Cour Administrative d'Appel de Nancy — Décision N° CAA54-23NC01139

mardi 7 octobre 2025

JuridictionCour Administrative d'Appel de Nancy
SectionCour Administrative d'Appel de Nancy
N° DossierCAA54-23NC01139
TypeDécision
Recoursexcès de pouvoir
PublicationC
Formation4ème chambre - formation à 3
Avocat requérantMAAMOURI

Texte intégral

Vu la procédure suivante :

Procédure contentieuse antérieure :

M. B... A... a demandé au tribunal administratif de Nancy d’annuler la décision du 9 juin 2022 par laquelle le directeur du Conseil national des activités privées de sécurité a refusé de lui délivrer une carte professionnelle d’agent de sécurité.

Par un jugement n° 2201769 du 23 mars 2023, le tribunal administratif de Nancy a annulé cette décision et a enjoint au directeur du Conseil national des activités privées de sécurité de lui délivrer une carte professionnelle en qualité d’agent privé de sécurité dans un délai de deux mois.

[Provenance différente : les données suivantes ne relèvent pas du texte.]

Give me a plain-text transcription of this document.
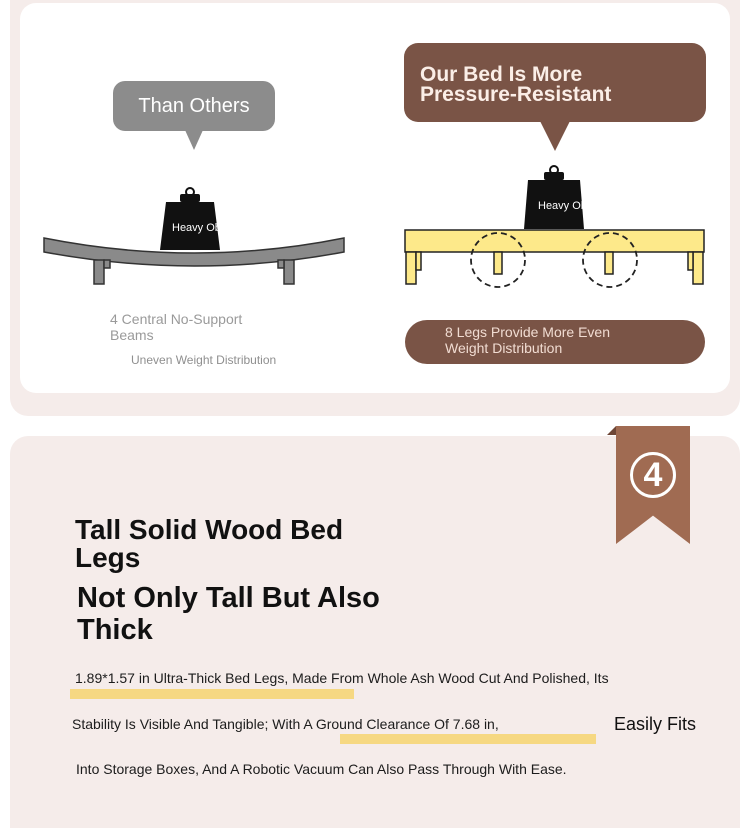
Than Others
Heavy Ob
4 Central No-Support Beams
Uneven Weight Distribution
Our Bed Is More
Pressure-Resistant
Heavy Ob
8 Legs Provide More Even
Weight Distribution
4
Tall Solid Wood Bed
Legs
Not Only Tall But Also
Thick
1.89*1.57 in Ultra-Thick Bed Legs, Made From Whole Ash Wood Cut And Polished, Its
Stability Is Visible And Tangible; With A Ground Clearance Of 7.68 in,	Easily Fits
Into Storage Boxes, And A Robotic Vacuum Can Also Pass Through With Ease.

Procédure devant la cour :

Par une requête enregistrée le 11 avril 2023, le Conseil national des activités privées de sécurité, représenté par Me Claisse de la SELARL Centaure Avocats, demande à la cour :

1°) d’annuler ce jugement du 23 mars 2023 ;

2°) de rejeter la demande de première instance de M. A... ;

3°) de mettre à la charge de M. A... une somme de 1 000 euros sur le fondement des dispositions de l’article L. 761-1 du code de justice administrative.

Il soutient que :

- le jugement est irrégulier en ce que la minute ne comporte pas les signatures requises par l’article R. 741-7 du code de justice administrative ;

- c’est à tort que le tribunal a annulé la décision du 9 juin 2022 au motif qu’il ne ressortait pas des pièces du dossier que les faits opposés à M. A... seraient incompatibles avec l’exercice de ses fonctions ;

- aucun des autres moyens présentés en première instance par M. A... n’est fondé. 

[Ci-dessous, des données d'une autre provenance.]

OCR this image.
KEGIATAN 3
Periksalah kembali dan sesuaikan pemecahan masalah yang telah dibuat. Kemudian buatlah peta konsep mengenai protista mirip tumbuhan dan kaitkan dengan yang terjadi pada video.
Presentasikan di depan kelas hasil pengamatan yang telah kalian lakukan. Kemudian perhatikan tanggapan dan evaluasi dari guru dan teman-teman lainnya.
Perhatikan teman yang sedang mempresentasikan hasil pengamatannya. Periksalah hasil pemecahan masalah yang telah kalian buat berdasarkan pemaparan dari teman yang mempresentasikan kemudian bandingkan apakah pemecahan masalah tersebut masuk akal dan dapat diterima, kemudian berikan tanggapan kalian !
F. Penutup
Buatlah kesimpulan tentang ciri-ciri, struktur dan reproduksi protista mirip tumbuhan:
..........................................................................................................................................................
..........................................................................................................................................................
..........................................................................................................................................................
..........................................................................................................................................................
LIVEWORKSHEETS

Par des mémoires en défense, enregistré les 11 et 17 juin 2024, M. A..., représenté par Me Maamouri, conclut au rejet de la requête et à ce que la somme de 2 000 euros soit mise à la charge du Conseil national des activités privées de sécurité sur le fondement de l’article L. 761-1 du code de justice administrative.

Il soutient que :

- la requête est irrecevable faute pour le Conseil national des activités privées de sécurité de justifier de ce que, en application de l’article R. 632-3 du code de la sécurité intérieure, son conseil d’administration a adopté une délibération l’autorisant à interjeter appel du jugement attaqué ;

- le moyen tiré de l’irrégularité du jugement manque en fait ;

- c’est à bon droit que les premiers juges ont estimé que la décision contestée est entachée d’une erreur d’appréciation ;

- subsidiairement, cette décision est entachée d’incompétence de son auteur ;

- elle est entachée d’un vice de procédure dès lors qu’aucune procédure contradictoire préalable n’a été respectée, en méconnaissance des dispositions des articles L. 121-1 et L. 122-1 du code des relations entre le public et l’administration.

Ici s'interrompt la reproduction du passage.